Muhammad Irsyad Al-Bikri

Belum menuliskan informasi profilenya.

Selengkapnya
Navigasi Web
Membaca, Sarana Membangun Peradaban

Membaca, Sarana Membangun Peradaban

Semakin banyak membaca semakin banyak yang kita ketahui, semakin banyak yang dipelajari semakin banyak tempat yang dapat kita kunjungi (Dr. Seuss seorang pengarang dan kartunis Amerika). Perkataan tersebut selaras dengan perkataan yang dilontarkan oleh seorang sastrawan Perancis yang telah menerima Nobel, Franois Charles Mauriac. Ia mengatakan bahwa membaca adalah pintu terbuka bagi cakrawala dunia.

Tak bisa dipungkiri, lambat laun kebiasaan membaca semakin sedikit digemari oleh kebanyakan orang. Selain, karena berkembang pesatnya teknologi juga dikarenakan adanya orang memiliki pemikiran yang kurang cerdas seperti, “Buat apa baca buku, toh di google lebih lengkap dan jelas daripada di buku.”

Seiring berkembangnya teknologi, semakin banyak orang yang menginginkan segala sesuatu itu terselesaikan dalam waktu yang singkat. Hal tersebut tak bisa kita hindari, contohnya saja saat ada tugas, kita akan langsung membuka google dan berselancar di dalamnya. Apa salahnya jika kita mencari di buku terlebih dahulu, selain membiasakan kita dalam membaca akan ada sensasi yang berbeda saat kita mencari di buku “melakukan usaha yang keras dalam menyelesaikan tugas.”

Membaca membuat siswa mendapatkan nilai yang lebih baik di semua mata pelajaran dan memiliki wawasan yang lebih luas dibandingkan mereka yang tidak suka membaca (Krashen 1993; Cunningham and Stanovich 1991; Stanovich and Cunningham 1993). Orang yang banyak membaca akan lebih paham dan berhati-hati, dan tidak mudah percaya begitu saja dengan informasi yang beredar, akan tetapi kritis mencari kebenarannya.

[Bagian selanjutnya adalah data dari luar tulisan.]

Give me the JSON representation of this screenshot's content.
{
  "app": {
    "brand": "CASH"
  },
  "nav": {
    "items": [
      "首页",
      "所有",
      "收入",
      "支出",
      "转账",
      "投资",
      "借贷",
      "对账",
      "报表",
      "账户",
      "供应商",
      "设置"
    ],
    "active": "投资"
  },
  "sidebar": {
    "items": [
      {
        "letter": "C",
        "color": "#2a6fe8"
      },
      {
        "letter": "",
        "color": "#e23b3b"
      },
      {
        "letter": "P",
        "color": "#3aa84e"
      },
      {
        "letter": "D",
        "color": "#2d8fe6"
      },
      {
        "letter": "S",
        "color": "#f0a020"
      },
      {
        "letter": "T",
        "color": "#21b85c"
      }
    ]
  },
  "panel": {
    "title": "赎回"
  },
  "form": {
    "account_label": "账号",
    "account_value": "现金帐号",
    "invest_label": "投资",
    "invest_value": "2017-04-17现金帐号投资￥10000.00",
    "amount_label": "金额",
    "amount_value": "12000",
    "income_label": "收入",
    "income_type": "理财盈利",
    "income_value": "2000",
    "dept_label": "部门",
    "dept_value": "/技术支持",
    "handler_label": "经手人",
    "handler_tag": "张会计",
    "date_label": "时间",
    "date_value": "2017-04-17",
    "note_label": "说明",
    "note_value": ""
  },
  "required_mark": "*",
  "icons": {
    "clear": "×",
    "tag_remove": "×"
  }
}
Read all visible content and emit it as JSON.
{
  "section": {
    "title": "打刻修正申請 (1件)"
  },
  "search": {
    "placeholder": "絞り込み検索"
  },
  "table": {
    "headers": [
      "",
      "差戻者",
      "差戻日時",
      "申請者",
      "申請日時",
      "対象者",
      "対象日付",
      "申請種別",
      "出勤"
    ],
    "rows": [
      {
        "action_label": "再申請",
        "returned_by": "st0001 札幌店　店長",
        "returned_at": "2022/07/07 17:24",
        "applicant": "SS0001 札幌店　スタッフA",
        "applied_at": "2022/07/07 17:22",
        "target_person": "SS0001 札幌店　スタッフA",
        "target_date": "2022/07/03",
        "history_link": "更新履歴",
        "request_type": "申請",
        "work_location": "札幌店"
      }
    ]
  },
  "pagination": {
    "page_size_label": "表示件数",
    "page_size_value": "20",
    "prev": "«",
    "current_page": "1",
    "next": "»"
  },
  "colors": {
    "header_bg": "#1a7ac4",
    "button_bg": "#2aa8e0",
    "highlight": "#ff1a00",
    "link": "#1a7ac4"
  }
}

Sayangnya, kebanyakan generasi muda sekarang ini tidak begitu suka membaca dan sehingga mereka kehilangan dua manfaat besar membaca seperti yang disampaikan di atas. Studi yang dilakukan oleh Central Connecticut State University di Britania Baru, menemukan bahwa minat baca orang Indonesia menempati berada di peringkat 60 dari 61 negara (The Jakarta Post, Maret 2016).

Ini tidak mengherankan karena kebanyakan orang Indonesia memilih menggunakan media sosial dari pada membaca buku. Ini dapat dibuktikan ketika Indonesia menempati posisi 4 besar pengguna Instagram terbanyak di dunia, dan hampir menyamai negara maju, Amerika Serikat (The Statistic Portal, Juli 2018).

Lebih dari 50 juta penduduk Indonesia menggunakan Instagram. Lebih miris lagi, survei penelitian yang dilakukan oleh perusahaan research market dunia, TNS, mengatakan bahwa mayoritas pengguna aktif Instagram di Indonesia adalah mereka yang masih aktif belajar di bangku sekolah (Tribuntechno, 15 Januari 2016). Padahal, jika mereka mengetahui bahwa media sosial, terutama Instagram menempati peringkat tertinggi sebagai media “Cyber Bullying”(BBC News, 19 Juli 2017)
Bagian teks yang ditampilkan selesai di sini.